More data musings
The only guarantee about user entered data is that, given enough entries it'll be inconsistent :-(
take for example an openstreetmap xapi query to pull out '/api/0.6/*[amenity=post_box]'
which is nice dataset of ~85k enties which I'll use for some simple analysis
So, the UK has ~40k postboxes, of which according to draco the breakdown of entries from the count are sources as follows:
13.5k - osm, 26.7k - website.
so of those 13504 UK postboxes in OSM, how many are royal mail run (hint - most of them!)
does the data match?
$ grep "operator" ~/Downloads/data.osm | sort | uniq -c | grep -i royal
1 <tag k='operator' v='Post Office: Royal Mail'/>
1 <tag k='operator' v='royal mail'/>
1 <tag k='operator' v='Royal mail'/>
5065 <tag k='operator' v='Royal Mail'/>
1 <tag k='operator' v='RoyalMail'/>
1 <tag k='operator' v='Royal MAil'/>
1 <tag k='operator' v='Royal Mail Warwick'/>
2 <tag k='operator' v='Royal York'/>
not bad - only a few CaSe sEnsiTive issues to sort out
What about other operators, say La Poste?
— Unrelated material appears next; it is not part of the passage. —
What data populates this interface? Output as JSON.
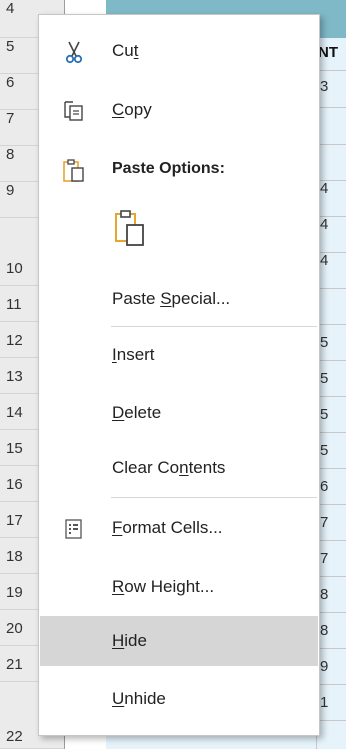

$ grep "operator" ~/Downloads/data.osm | sort | uniq -c | grep -i poste
1 <tag k='operator' v='Bureau de poste'/>
1 <tag k='operator' v='De Post - La Poste'/>
7 <tag k='operator' v='la poste'/>
21 <tag k='operator' v='la Poste'/>
12 <tag k='operator' v='La poste'/>
917 <tag k='operator' v='La Poste'/>
1 <tag k='operator' v='La Poste Belgique'/>
6 <tag k='operator' v='La Poste - De Post'/>
1 <tag k='operator' v='La Poste Suisse'/>
1 <tag k='operator' v='Le Poste'/>
1 <tag k='operator' v='poste'/>
5 <tag k='operator' v='Poste'/>
again - it's the 'long tail' problem. So, out of the ~85k entries how many unique operators?
404 (how apt for a web service)
and of those how many are singles? 222 - OVER HALF!